QIIME™ (canonically pronounced chime) stands for Quantitative Insights Into Microbial Ecology. QIIME is an open-source bioinformatics pipeline for performing microbiome analysis from raw DNA sequencing data. QIIME2 is a completely new and different version than QIIME1.

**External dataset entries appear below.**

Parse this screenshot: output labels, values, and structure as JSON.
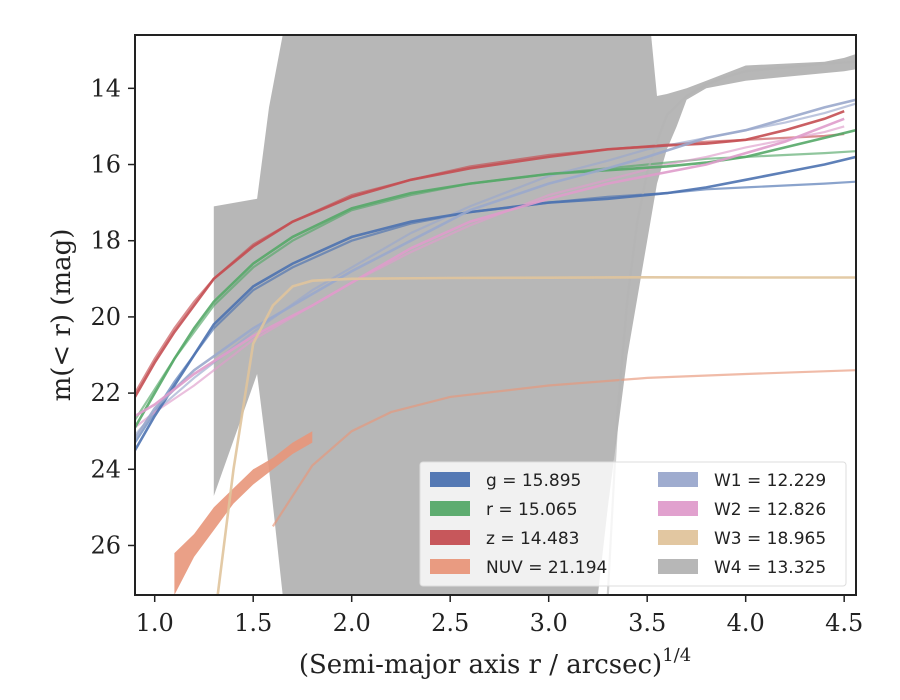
{
  "chart_data": {
    "type": "line",
    "title": "",
    "xlabel": "(Semi-major axis r / arcsec)",
    "xlabel_sup": "1/4",
    "ylabel": "m(< r) (mag)",
    "xlim": [
      0.9,
      4.56
    ],
    "ylim": [
      27.3,
      12.6
    ],
    "y_inverted": true,
    "xticks": [
      1.0,
      1.5,
      2.0,
      2.5,
      3.0,
      3.5,
      4.0,
      4.5
    ],
    "xtick_labels": [
      "1.0",
      "1.5",
      "2.0",
      "2.5",
      "3.0",
      "3.5",
      "4.0",
      "4.5"
    ],
    "yticks": [
      14,
      16,
      18,
      20,
      22,
      24,
      26
    ],
    "ytick_labels": [
      "14",
      "16",
      "18",
      "20",
      "22",
      "24",
      "26"
    ],
    "grid": false,
    "legend_position": "lower-right",
    "legend": [
      {
        "label": "g = 15.895",
        "color": "#4c72b0"
      },
      {
        "label": "r = 15.065",
        "color": "#55a868"
      },
      {
        "label": "z = 14.483",
        "color": "#c44e52"
      },
      {
        "label": "NUV = 21.194",
        "color": "#e8967a"
      },
      {
        "label": "W1 = 12.229",
        "color": "#9aa8cc"
      },
      {
        "label": "W2 = 12.826",
        "color": "#df9ccb"
      },
      {
        "label": "W3 = 18.965",
        "color": "#e0c49c"
      },
      {
        "label": "W4 = 13.325",
        "color": "#b3b3b3"
      }
    ],
    "series": [
      {
        "name": "g = 15.895",
        "color": "#4c72b0",
        "x": [
          0.9,
          1.0,
          1.1,
          1.2,
          1.3,
          1.5,
          1.7,
          2.0,
          2.3,
          2.6,
          3.0,
          3.3,
          3.6,
          3.8,
          4.0,
          4.2,
          4.4,
          4.56
        ],
        "y": [
          23.5,
          22.6,
          21.8,
          21.0,
          20.2,
          19.2,
          18.6,
          17.9,
          17.5,
          17.25,
          17.0,
          16.9,
          16.75,
          16.6,
          16.4,
          16.2,
          16.0,
          15.8
        ],
        "model_y": [
          23.3,
          22.5,
          21.7,
          21.0,
          20.3,
          19.3,
          18.7,
          18.0,
          17.55,
          17.25,
          17.0,
          16.85,
          16.75,
          16.65,
          16.6,
          16.55,
          16.5,
          16.45
        ]
      },
      {
        "name": "r = 15.065",
        "color": "#55a868",
        "x": [
          0.9,
          1.0,
          1.1,
          1.2,
          1.3,
          1.5,
          1.7,
          2.0,
          2.3,
          2.6,
          3.0,
          3.3,
          3.6,
          3.8,
          4.0,
          4.2,
          4.4,
          4.56
        ],
        "y": [
          22.9,
          22.0,
          21.1,
          20.3,
          19.6,
          18.6,
          17.9,
          17.15,
          16.75,
          16.5,
          16.25,
          16.15,
          16.05,
          15.95,
          15.8,
          15.55,
          15.3,
          15.1
        ],
        "model_y": [
          22.7,
          21.9,
          21.1,
          20.4,
          19.7,
          18.7,
          18.0,
          17.2,
          16.8,
          16.5,
          16.25,
          16.1,
          15.95,
          15.85,
          15.8,
          15.75,
          15.7,
          15.65
        ]
      },
      {
        "name": "z = 14.483",
        "color": "#c44e52",
        "x": [
          0.9,
          1.0,
          1.1,
          1.2,
          1.3,
          1.5,
          1.7,
          2.0,
          2.3,
          2.6,
          3.0,
          3.3,
          3.6,
          3.8,
          4.0,
          4.2,
          4.4,
          4.5
        ],
        "y": [
          22.1,
          21.2,
          20.4,
          19.7,
          19.0,
          18.15,
          17.5,
          16.85,
          16.4,
          16.1,
          15.8,
          15.6,
          15.5,
          15.45,
          15.35,
          15.1,
          14.8,
          14.6
        ],
        "model_y": [
          22.0,
          21.1,
          20.3,
          19.6,
          19.0,
          18.1,
          17.5,
          16.8,
          16.4,
          16.05,
          15.75,
          15.6,
          15.48,
          15.4,
          15.35,
          15.3,
          15.25,
          15.2
        ]
      },
      {
        "name": "NUV = 21.194",
        "color": "#e8967a",
        "band_x": [
          1.1,
          1.2,
          1.3,
          1.4,
          1.5,
          1.6,
          1.7,
          1.8
        ],
        "band_lo": [
          27.3,
          26.3,
          25.6,
          24.9,
          24.4,
          24.0,
          23.6,
          23.3
        ],
        "band_hi": [
          26.2,
          25.7,
          25.0,
          24.5,
          24.0,
          23.7,
          23.3,
          23.0
        ],
        "model_x": [
          1.6,
          1.8,
          2.0,
          2.2,
          2.5,
          3.0,
          3.5,
          4.0,
          4.56
        ],
        "model_y": [
          25.5,
          23.9,
          23.0,
          22.5,
          22.1,
          21.8,
          21.6,
          21.5,
          21.4
        ]
      },
      {
        "name": "W1 = 12.229",
        "color": "#9aa8cc",
        "x": [
          0.9,
          1.0,
          1.2,
          1.5,
          1.8,
          2.0,
          2.3,
          2.6,
          3.0,
          3.3,
          3.5,
          3.8,
          4.0,
          4.2,
          4.4,
          4.56
        ],
        "y": [
          23.2,
          22.4,
          21.4,
          20.3,
          19.4,
          18.8,
          18.0,
          17.2,
          16.5,
          16.1,
          15.8,
          15.3,
          15.1,
          14.8,
          14.5,
          14.3
        ],
        "model_y": [
          23.1,
          22.5,
          21.6,
          20.4,
          19.3,
          18.7,
          17.8,
          17.1,
          16.3,
          15.9,
          15.6,
          15.3,
          15.1,
          14.9,
          14.65,
          14.4
        ]
      },
      {
        "name": "W2 = 12.826",
        "color": "#df9ccb",
        "x": [
          0.9,
          1.0,
          1.2,
          1.5,
          1.8,
          2.0,
          2.3,
          2.6,
          3.0,
          3.3,
          3.6,
          3.8,
          4.0,
          4.2,
          4.4,
          4.5
        ],
        "y": [
          22.6,
          22.3,
          21.5,
          20.5,
          19.7,
          19.1,
          18.2,
          17.5,
          16.9,
          16.5,
          16.2,
          16.0,
          15.7,
          15.4,
          15.0,
          14.8
        ],
        "model_y": [
          22.9,
          22.5,
          21.8,
          20.6,
          19.7,
          19.1,
          18.3,
          17.6,
          16.8,
          16.4,
          16.0,
          15.8,
          15.55,
          15.35,
          15.15,
          15.0
        ]
      },
      {
        "name": "W3 = 18.965",
        "color": "#e0c49c",
        "x": [
          1.32,
          1.4,
          1.5,
          1.6,
          1.7,
          1.8,
          2.0,
          2.5,
          3.0,
          3.5,
          4.0,
          4.56
        ],
        "y": [
          27.3,
          24.0,
          20.7,
          19.7,
          19.2,
          19.05,
          19.0,
          18.98,
          18.97,
          18.96,
          18.965,
          18.965
        ]
      },
      {
        "name": "W4 = 13.325",
        "color": "#b3b3b3",
        "band_x": [
          1.3,
          1.3,
          1.52,
          1.58,
          1.65,
          1.72,
          3.52,
          3.55,
          3.6,
          3.7,
          3.8,
          3.9,
          4.0,
          4.2,
          4.4,
          4.5,
          4.56,
          4.56,
          4.5,
          4.4,
          4.2,
          4.0,
          3.9,
          3.8,
          3.7,
          3.65,
          3.6,
          3.55,
          3.5,
          3.4,
          3.35,
          3.3,
          3.25,
          3.2,
          2.2,
          2.1,
          1.65,
          1.58,
          1.52
        ],
        "band_y": [
          24.7,
          17.1,
          16.9,
          14.5,
          12.6,
          12.6,
          12.6,
          14.2,
          14.15,
          14.0,
          13.8,
          13.6,
          13.4,
          13.35,
          13.3,
          13.2,
          13.1,
          13.5,
          13.55,
          13.6,
          13.7,
          13.8,
          13.9,
          14.0,
          14.3,
          15.0,
          15.6,
          16.5,
          18.0,
          21.0,
          23.0,
          25.0,
          27.3,
          27.3,
          27.3,
          27.3,
          27.3,
          24.0,
          21.5
        ],
        "model_x": [
          3.3,
          3.35,
          3.4,
          3.45,
          3.5,
          3.55,
          3.6,
          3.7,
          3.8,
          3.9,
          4.0,
          4.2,
          4.4,
          4.56
        ],
        "model_y": [
          27.3,
          22.5,
          19.5,
          17.5,
          16.2,
          15.4,
          14.7,
          14.2,
          13.9,
          13.7,
          13.55,
          13.45,
          13.35,
          13.3
        ]
      }
    ]
  }
}
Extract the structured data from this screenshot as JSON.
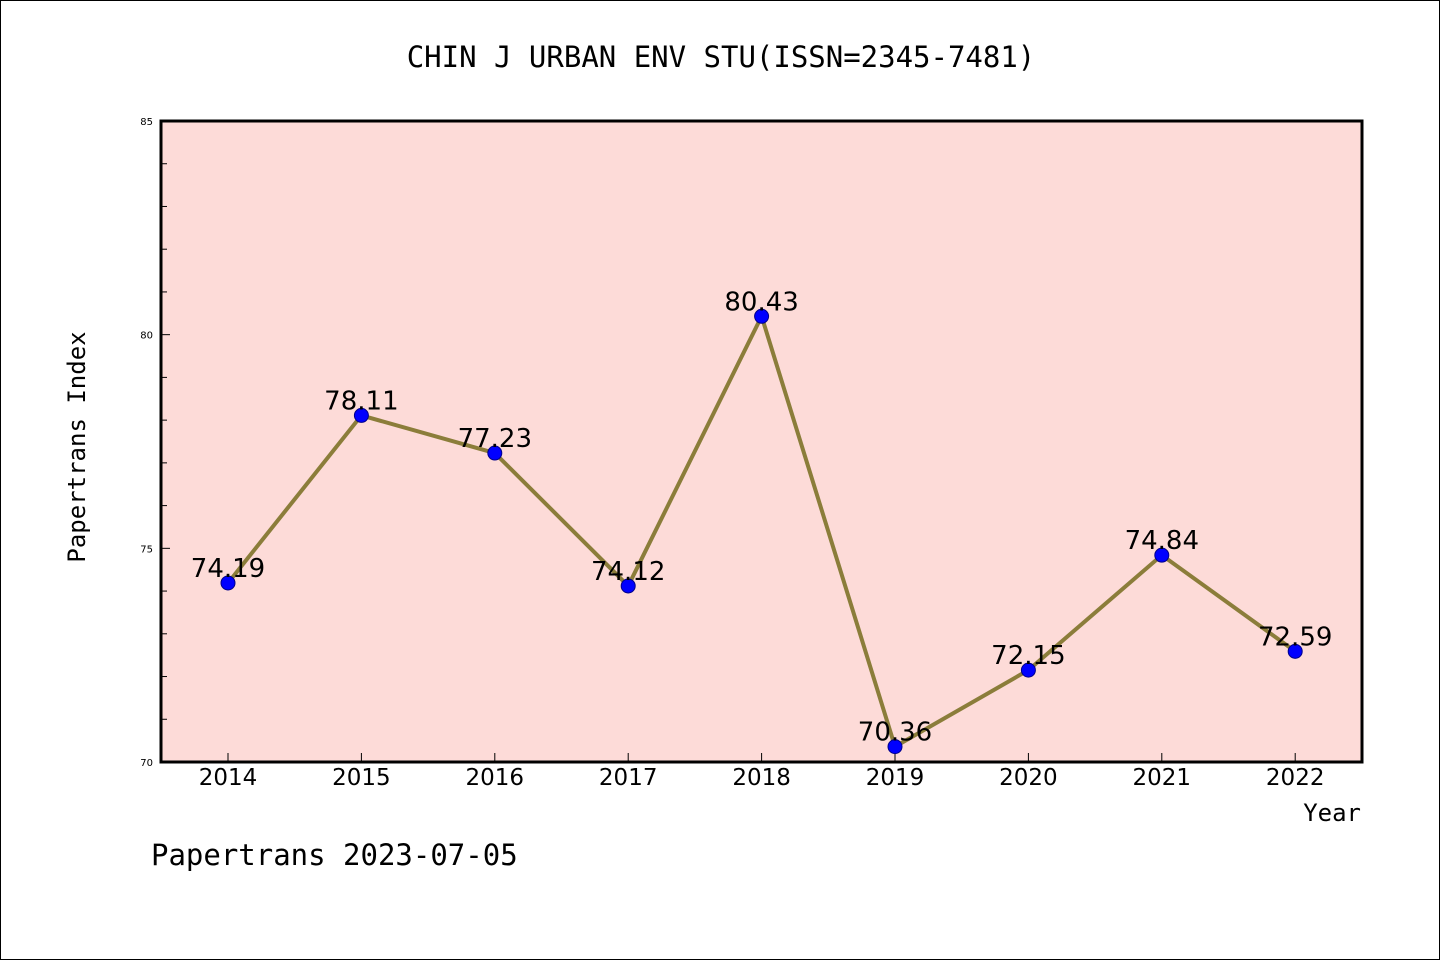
{
  "chart_data": {
    "type": "line",
    "title": "CHIN J URBAN ENV STU(ISSN=2345-7481)",
    "xlabel": "Year",
    "ylabel": "Papertrans Index",
    "categories": [
      "2014",
      "2015",
      "2016",
      "2017",
      "2018",
      "2019",
      "2020",
      "2021",
      "2022"
    ],
    "values": [
      74.19,
      78.11,
      77.23,
      74.12,
      80.43,
      70.36,
      72.15,
      74.84,
      72.59
    ],
    "data_labels": [
      "74.19",
      "78.11",
      "77.23",
      "74.12",
      "80.43",
      "70.36",
      "72.15",
      "74.84",
      "72.59"
    ],
    "ylim": [
      70,
      85
    ],
    "y_ticks": [
      70,
      75,
      80,
      85
    ],
    "y_tick_labels": [
      "70",
      "75",
      "80",
      "85"
    ],
    "y_minor_step": 1,
    "grid": false,
    "legend": "none",
    "colors": {
      "plot_background": "#fddbd8",
      "line": "#8b7d3a",
      "marker": "#0000ff",
      "axis": "#000000"
    }
  },
  "footer": {
    "text": "Papertrans 2023-07-05"
  }
}
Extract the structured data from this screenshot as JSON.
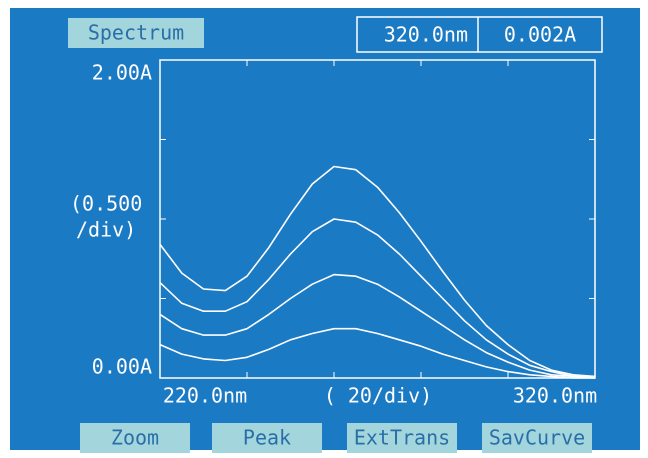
{
  "tab": "Spectrum",
  "readout": {
    "wavelength": "320.0nm",
    "absorbance": "0.002A"
  },
  "buttons": [
    "Zoom",
    "Peak",
    "ExtTrans",
    "SavCurve"
  ],
  "chart_data": {
    "type": "line",
    "y_label": [
      "(0.500",
      "/div)"
    ],
    "x_label": "( 20/div)",
    "x": [
      220,
      225,
      230,
      235,
      240,
      245,
      250,
      255,
      260,
      265,
      270,
      275,
      280,
      285,
      290,
      295,
      300,
      305,
      310,
      315,
      320
    ],
    "series": [
      {
        "color": "#ffffff",
        "values": [
          0.84,
          0.66,
          0.56,
          0.55,
          0.64,
          0.82,
          1.03,
          1.22,
          1.33,
          1.31,
          1.2,
          1.04,
          0.86,
          0.67,
          0.49,
          0.33,
          0.21,
          0.11,
          0.05,
          0.02,
          0.01
        ]
      },
      {
        "color": "#ffffff",
        "values": [
          0.6,
          0.47,
          0.42,
          0.42,
          0.48,
          0.62,
          0.78,
          0.92,
          1.0,
          0.98,
          0.9,
          0.78,
          0.64,
          0.5,
          0.36,
          0.24,
          0.15,
          0.08,
          0.04,
          0.01,
          0.01
        ]
      },
      {
        "color": "#ffffff",
        "values": [
          0.4,
          0.31,
          0.27,
          0.27,
          0.31,
          0.4,
          0.5,
          0.59,
          0.65,
          0.64,
          0.59,
          0.51,
          0.42,
          0.33,
          0.24,
          0.16,
          0.1,
          0.05,
          0.02,
          0.01,
          0
        ]
      },
      {
        "color": "#ffffff",
        "values": [
          0.21,
          0.15,
          0.12,
          0.11,
          0.13,
          0.18,
          0.24,
          0.28,
          0.31,
          0.31,
          0.28,
          0.24,
          0.2,
          0.15,
          0.11,
          0.07,
          0.04,
          0.02,
          0.01,
          0,
          0
        ]
      }
    ],
    "xlim": [
      220,
      320
    ],
    "xticks": [
      {
        "value": 220,
        "label": "220.0nm"
      },
      {
        "value": 240,
        "label": null
      },
      {
        "value": 260,
        "label": null
      },
      {
        "value": 280,
        "label": null
      },
      {
        "value": 300,
        "label": null
      },
      {
        "value": 320,
        "label": "320.0nm"
      }
    ],
    "ylim": [
      0,
      2
    ],
    "yticks": [
      {
        "value": 0,
        "label": "0.00A"
      },
      {
        "value": 0.5,
        "label": null
      },
      {
        "value": 1,
        "label": null
      },
      {
        "value": 1.5,
        "label": null
      },
      {
        "value": 2,
        "label": "2.00A"
      }
    ],
    "grid": false
  }
}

See versions of qiime2 which are available:
$ module avail qiime2
Load a particular version:
$ module load qiime2/2018.4
Notes from the sysadmin during installation:
$ cd /tmp $ sudo mkdir /export/apps/qiime2 $ sudo chown aorth:aorth /export/apps/qiime2 $ wget https://repo.continuum.io/miniconda/Miniconda3-latest-Linux-x86_64.sh $ bash Miniconda3-latest-Linux-x86_64.sh -p /export/apps/qiime2/conda $ source /export/apps/qiime2/conda/bin/activate $ wget https://data.qiime2.org/distro/core/qiime2-2018.4-py35-linux-conda.yml $ conda env create -p /export/apps/qiime2/2018.4 --file qiime2-2018.4-py35-linux-conda.yml $ conda activate /export/apps/qiime2/2018.4 $ sudo chown -R root:root /export/apps/qiime2 $ qiime --help
Qiime2 has 240 dependencies and is extremely tricky to install without the use of Miniconda—it is not even published on PyPy anymore, so installing it with pip is not an option. I install Conda somewhere globally so that I can use it to install Qiime2. After the installation is done you don't technically need Conda itself, but Qiime2 will need Conda's Python so we must keep it around. I compared the output
env before and after loading the Qiime2 environment with Conda, then used that to create the module file.